Der letzte Aspekt hat mich besonders interessiert. Sennett beschreibt Erfahrung in der Öffentlichkeit als etwas, dass noch im „letzten Jahrhundert […] in einen Zusammenhang mit der Ausbildung der Persönlichkeit“ (S. 38) gestellt wurde. Sicher sagt das noch nichts darüber aus wie bedeutend dieser Zusammenhang sein mag, nicht einmal ob er überhaupt besteht. Allerdings kam in der letzten Sitzung auch das Phänomen zur Sprache, dass sich im eigenen Umfeld häufig Menschen befinden, die in wesentlichen Punkten schon ähnlicher Ansicht sind. Darüber hinaus konsumieren wir gerne Nachrichten die unserer politischen Agenda entsprechen, gehen in Seminare die dazu passen und schauen Filme und Serien in denen Dinge gezeigt werden die zu unserem Weltbild passen. Es gibt schon einen Grund dafür, dass die Komfortzone ihren Namen hat und dass eine Armee von „Persönlichkeitscoaches“ sich auf die Fahne geschrieben hat dich aus ihr rauszudrängen und sich dann dafür bezahlen zu lassen (solche merkwürdigen Typen). Das alles legt zumindest nahe, dass der größere Teil der Persönlichkeitsentwicklung in Auseinandersetzung mit Fremdem/Fremden zustande kommt.
Wenn man glaubt dass dieser Zusammenhang zwischen Persönlichkeitsentwicklung und Erfahrung in der Öffentlichkeit besteht, eröffnet sich eine neue Perspektive auf unser Seminarthema. Privatheit stellte sich auch bei den bisher behandelten Autoren schon immer als etwas wertvolles, schützenswertes dar. Nicht jedes Mal lag der Fokus darauf warum Privatheit überhaupt wichtig ist, aber das Streiten für gesetzliche Regelungen, der Versuch herzuleiten woher ein Recht auf Privatheit kommen könnte impliziert den Wert der Privatheit. Natürlich war bei den anderen Autoren mit denen wir uns befasst haben, öffentliches Leben nichts per se falsches oder gefährliches. Neu ist bei Arendt und Sennett allerdings die Anerkennung des öffentlichen Lebens als etwas, das auch einen Wert für das Leben des Menschen hat, das auch bestimmte Idealbedingungen hat und das auch von der Privatheit bedroht sein kann.

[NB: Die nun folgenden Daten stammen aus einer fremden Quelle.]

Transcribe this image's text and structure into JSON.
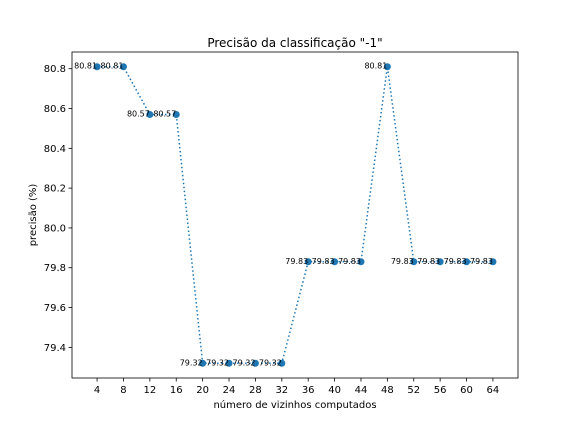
{
  "chart_data": {
    "type": "line",
    "title": "Precisão da classificação \"-1\"",
    "xlabel": "número de vizinhos computados",
    "ylabel": "precisão (%)",
    "x": [
      4,
      8,
      12,
      16,
      20,
      24,
      28,
      32,
      36,
      40,
      44,
      48,
      52,
      56,
      60,
      64
    ],
    "y": [
      80.81,
      80.81,
      80.57,
      80.57,
      79.32,
      79.32,
      79.32,
      79.32,
      79.83,
      79.83,
      79.83,
      80.81,
      79.83,
      79.83,
      79.83,
      79.83
    ],
    "labels": [
      "80.81",
      "80.81",
      "80.57",
      "80.57",
      "79.32",
      "79.32",
      "79.32",
      "79.32",
      "79.83",
      "79.83",
      "79.83",
      "80.81",
      "79.83",
      "79.83",
      "79.83",
      "79.83"
    ],
    "x_ticks": [
      4,
      8,
      12,
      16,
      20,
      24,
      28,
      32,
      36,
      40,
      44,
      48,
      52,
      56,
      60,
      64
    ],
    "y_ticks": [
      "79.4",
      "79.6",
      "79.8",
      "80.0",
      "80.2",
      "80.4",
      "80.6",
      "80.8"
    ],
    "xlim": [
      0.2,
      67.8
    ],
    "ylim": [
      79.246,
      80.884
    ],
    "line_style": "dotted",
    "marker": "circle",
    "grid": false,
    "colors": {
      "series": "#1f77b4"
    }
  }
}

Wenn man das ernst nimmt lohnt es sich vielleicht nicht nur zu diskutieren, was Privatheit bedeutet, wieso das wichtig ist und wie man die am besten sicherstellt, sondern eben auch was an Öffentlichkeit wichtig ist, wie das am Besten gestaltet werden sollte und was da alles nichts zu suchen hat.
Die bei Sennett angesprochene Bedeutung der Begegnungen im öffentlichen Raum für die Persönlichkeitsentwicklung ist eher positiv gefärbt, schließlich hebt sich eine Gesellschaft die dieses Ideal teilt von dem von ihm kritisierten Intimitätskult ab. Es gibt allerdings auch Klassiker die diese Erfahrung kritisch sehen, ich denke das ist zumindest grob den meisten noch aus der Schule bekannt.